Gleisi Hoffmann, relatora do projeto, diz que mudança reduz morosidade. Álvaro Dias diz que projeto 'escancara portas para a corrupção'
BRASÍLIA – O governo conseguiu aprovar em comissão mista, nesta terça-feira, o projeto de lei de conversão à medida provisória (MP) que afrouxa regras de licitações para todas as obras e contratos da União, estados, Distrito Federal e municípios. A MP 630/2013 estende o Regime Diferenciado de Contratações (RDC), que já é aplicado para obras da Copa do Mundo e das Olimpíadas, a todas as licitações públicas.
A alteração foi aprovada em votação simbólica na tarde desta quarta-feira, sem a presença de parlamentares da oposição, que estavam em reunião para defender a criação da CPI da Petrobras. Durante a votação, DEM, PPS e PSDB marcaram posição contra, mas foram derrotados. A medida, transformada em Projeto de Lei de Conversão (PLV), terá de passar pelo crivo da Câmara e retornar ao Senado. Se aprovado, passa a valer imediatamente.
Criada em dezembro do ano passado, a MP foi editada originalmente para que as licitações de obras para reconstruir locais atingidos pelas chuvas estivessem enquadradas no RDC, além da construção de presídios e de estabelecimentos penais para adolescentes. A autora do relatório, senadora Gleisi Hoffmann (PT-PA), ex-ministra da Casa Civil, sugeriu a extensão do RDC a todas as obras, em todos os níveis da federação, sob a justificativa de que a alteração irá reduzir a morosidade na execução de obras públicas. Gleisi defende que o regime diferenciado, que dispensa a habilitação das empresas, não irá contribuir para o aumento da corrupção. A senadora estima que o prazo desde a escolha da empreiteira até o início das obras será reduzido pela metade.
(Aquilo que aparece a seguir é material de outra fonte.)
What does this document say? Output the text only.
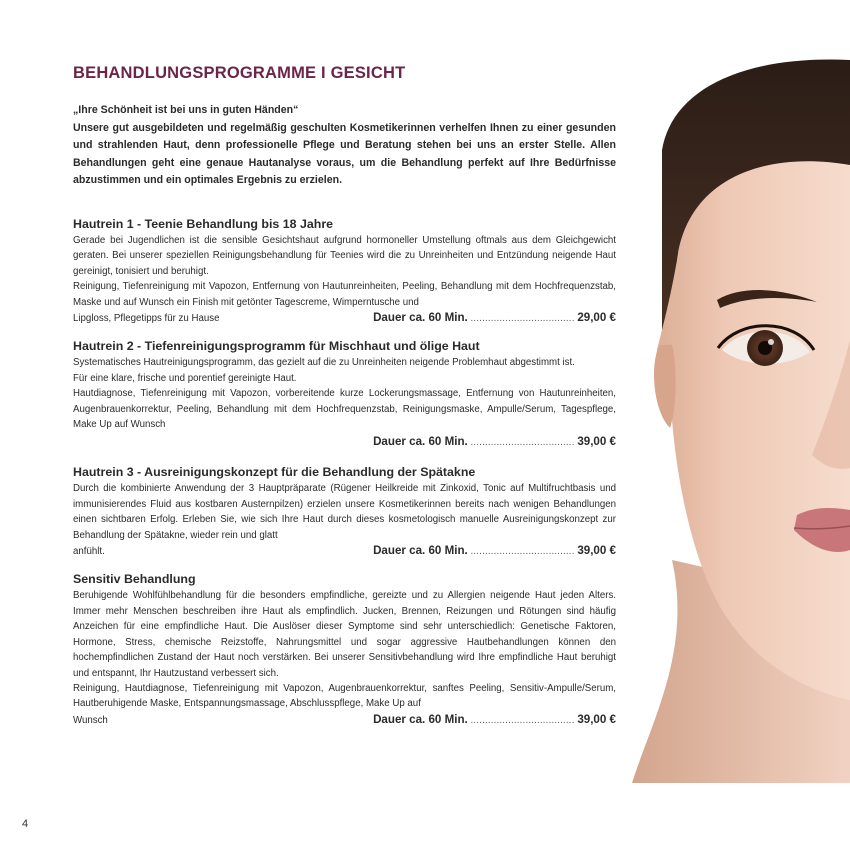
BEHANDLUNGSPROGRAMME I GESICHT

„Ihre Schönheit ist bei uns in guten Händen“

Unsere gut ausgebildeten und regelmäßig geschulten Kosmetikerinnen verhelfen Ihnen zu einer gesunden und strahlenden Haut, denn professionelle Pflege und Beratung stehen bei uns an erster Stelle. Allen Behandlungen geht eine genaue Hautanalyse voraus, um die Behandlung perfekt auf Ihre Bedürfnisse abzustimmen und ein optimales Ergebnis zu erzielen.

Hautrein 1 - Teenie Behandlung bis 18 Jahre

Gerade bei Jugendlichen ist die sensible Gesichtshaut aufgrund hormoneller Umstellung oftmals aus dem Gleichgewicht geraten. Bei unserer speziellen Reinigungsbehandlung für Teenies wird die zu Unreinheiten und Entzündung neigende Haut gereinigt, tonisiert und beruhigt.

Reinigung, Tiefenreinigung mit Vapozon, Entfernung von Hautunreinheiten, Peeling, Behandlung mit dem Hochfrequenzstab, Maske und auf Wunsch ein Finish mit getönter Tagescreme, Wimperntusche und

Lipgloss, Pflegetipps für zu Hause	Dauer ca. 60 Min. .................................... 29,00 €
Hautrein 2 - Tiefenreinigungsprogramm für Mischhaut und ölige Haut

Systematisches Hautreinigungsprogramm, das gezielt auf die zu Unreinheiten neigende Problemhaut abgestimmt ist.

Für eine klare, frische und porentief gereinigte Haut.

Hautdiagnose, Tiefenreinigung mit Vapozon, vorbereitende kurze Lockerungsmassage, Entfernung von Hautunreinheiten, Augenbrauenkorrektur, Peeling, Behandlung mit dem Hochfrequenzstab, Reinigungsmaske, Ampulle/Serum, Tagespflege, Make Up auf Wunsch

Dauer ca. 60 Min. .................................... 39,00 €
Hautrein 3 - Ausreinigungskonzept für die Behandlung der Spätakne

Durch die kombinierte Anwendung der 3 Hauptpräparate (Rügener Heilkreide mit Zinkoxid, Tonic auf Multifruchtbasis und immunisierendes Fluid aus kostbaren Austernpilzen) erzielen unsere Kosmetikerinnen bereits nach wenigen Behandlungen einen sichtbaren Erfolg. Erleben Sie, wie sich Ihre Haut durch dieses kosmetologisch manuelle Ausreinigungskonzept zur Behandlung der Spätakne, wieder rein und glatt

anfühlt.	Dauer ca. 60 Min. .................................... 39,00 €
Sensitiv Behandlung

Beruhigende Wohlfühlbehandlung für die besonders empfindliche, gereizte und zu Allergien neigende Haut jeden Alters. Immer mehr Menschen beschreiben ihre Haut als empfindlich. Jucken, Brennen, Reizungen und Rötungen sind häufig Anzeichen für eine empfindliche Haut. Die Auslöser dieser Symptome sind sehr unterschiedlich: Genetische Faktoren, Hormone, Stress, chemische Reizstoffe, Nahrungsmittel und sogar aggressive Hautbehandlungen können den hochempfindlichen Zustand der Haut noch verstärken. Bei unserer Sensitivbehandlung wird Ihre empfindliche Haut beruhigt und entspannt, Ihr Hautzustand verbessert sich.

Reinigung, Hautdiagnose, Tiefenreinigung mit Vapozon, Augenbrauenkorrektur, sanftes Peeling, Sensitiv-Ampulle/Serum, Hautberuhigende Maske, Entspannungsmassage, Abschlusspflege, Make Up auf

Wunsch	Dauer ca. 60 Min. .................................... 39,00 €
4
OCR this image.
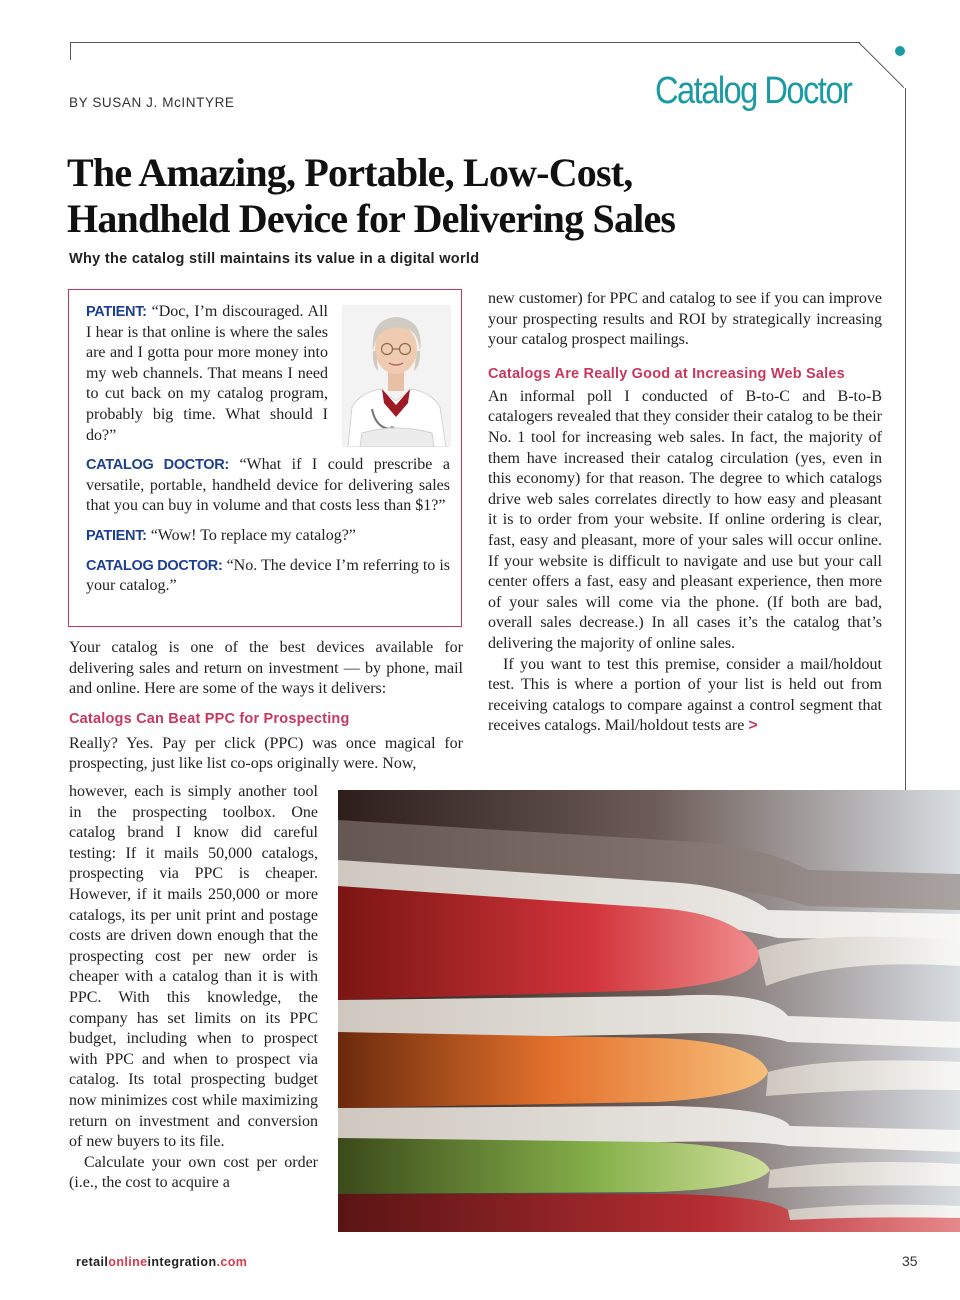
BY SUSAN J. McINTYRE	Catalog Doctor
The Amazing, Portable, Low-Cost,
Handheld Device for Delivering Sales
Why the catalog still maintains its value in a digital world

PATIENT: “Doc, I’m discouraged. All I hear is that online is where the sales are and I gotta pour more money into my web channels. That means I need to cut back on my catalog program, probably big time. What should I do?”

CATALOG DOCTOR: “What if I could prescribe a versatile, portable, handheld device for delivering sales that you can buy in volume and that costs less than $1?”

PATIENT: “Wow! To replace my catalog?”

CATALOG DOCTOR: “No. The device I’m referring to is your catalog.”

Your catalog is one of the best devices available for delivering sales and return on investment — by phone, mail and online. Here are some of the ways it delivers:

Catalogs Can Beat PPC for Prospecting

Really? Yes. Pay per click (PPC) was once magical for prospecting, just like list co-ops originally were. Now,

however, each is simply another tool in the prospecting toolbox. One catalog brand I know did careful testing: If it mails 50,000 catalogs, prospecting via PPC is cheaper. However, if it mails 250,000 or more catalogs, its per unit print and postage costs are driven down enough that the prospecting cost per new order is cheaper with a catalog than it is with PPC. With this knowledge, the company has set limits on its PPC budget, including when to prospect with PPC and when to prospect via catalog. Its total prospecting budget now minimizes cost while maximizing return on investment and conversion of new buyers to its file.

Calculate your own cost per order (i.e., the cost to acquire a

new customer) for PPC and catalog to see if you can improve your prospecting results and ROI by strategically increasing your catalog prospect mailings.

Catalogs Are Really Good at Increasing Web Sales

An informal poll I conducted of B-to-C and B-to-B catalogers revealed that they consider their catalog to be their No. 1 tool for increasing web sales. In fact, the majority of them have increased their catalog circulation (yes, even in this economy) for that reason. The degree to which catalogs drive web sales correlates directly to how easy and pleasant it is to order from your website. If online ordering is clear, fast, easy and pleasant, more of your sales will occur online. If your website is difficult to navigate and use but your call center offers a fast, easy and pleasant experience, then more of your sales will come via the phone. (If both are bad, overall sales decrease.) In all cases it’s the catalog that’s delivering the majority of online sales.

If you want to test this premise, consider a mail/holdout test. This is where a portion of your list is held out from receiving catalogs to compare against a control segment that receives catalogs. Mail/holdout tests are >

retailonlineintegration.com	35
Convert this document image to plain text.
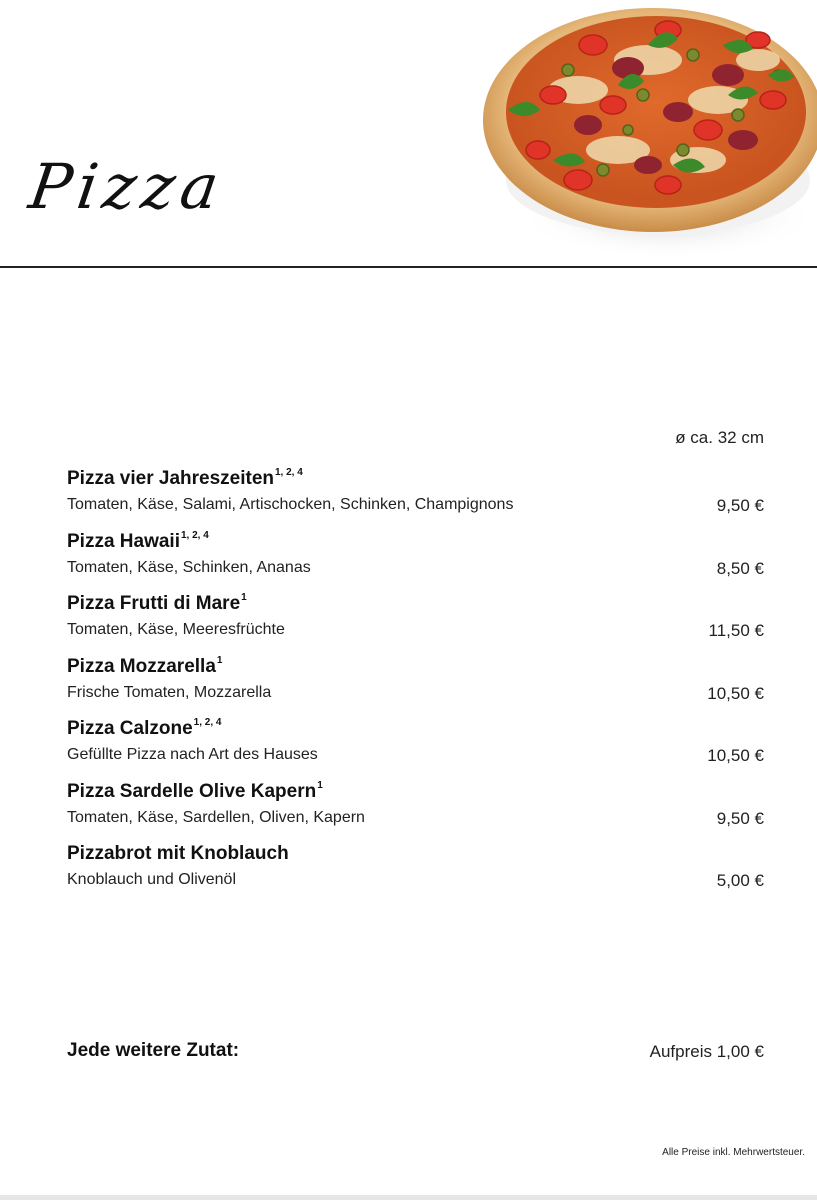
Pizza
ø ca. 32 cm
Pizza vier Jahreszeiten$^{1, 2, 4}$
Tomaten, Käse, Salami, Artischocken, Schinken, Champignons	9,50 €
Pizza Hawaii$^{1, 2, 4}$
Tomaten, Käse, Schinken, Ananas	8,50 €
Pizza Frutti di Mare$^1$
Tomaten, Käse, Meeresfrüchte	11,50 €
Pizza Mozzarella$^1$
Frische Tomaten, Mozzarella	10,50 €
Pizza Calzone$^{1, 2, 4}$
Gefüllte Pizza nach Art des Hauses	10,50 €
Pizza Sardelle Olive Kapern$^1$
Tomaten, Käse, Sardellen, Oliven, Kapern	9,50 €
Pizzabrot mit Knoblauch
Knoblauch und Olivenöl	5,00 €
Jede weitere Zutat:	Aufpreis 1,00 €
Alle Preise inkl. Mehrwertsteuer.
— Tudo o que se ganha de prazo na administração pública é importante, porque hoje é tudo muito demorado. Eu estive lá e sei como funciona. A morosidade que existe hoje não garante que não haja corrupção e desvios, então é um erro dizer que o RDC vai contribuir para isso — afirmou Gleisi.
O senador Álvaro Dias (PSDB-PR) criticou a mudança. Para o tucano, estender o RDC para todas as obras terá como consequência o aumento da corrupção. O senador defende que as etapas previstas na lei de licitações (8.666) não devem ser usadas como pretexto para justificar atrasos nas obras. Com outros parlamentares da oposição, Dias propôs uma Ação Direta de Inconstitucionalidade (Adin) no Supremo Tribunal Federal (STF) quando o governo decidiu usar o RDC nas obras da Copa do Mundo.
— O governo está escancarando as portas para a corrupção. De uns tempos para cá, tem procurado limitar os mecanismos de fiscalização para facilitar licitações em benefício de empreiteiras para obras públicas. Ao estender o RDC a todas as obras, consagra uma afronta à Constituição, que já foi objeto de uma Adin (ação direta de inconstitucionalidade). Não se justifica atraso nas obras em função da lei. A morosidade é consequência da incompetência, quando o governo se aparelha, substituindo técnicos competentes por políticos despreparados — rebateu o senador.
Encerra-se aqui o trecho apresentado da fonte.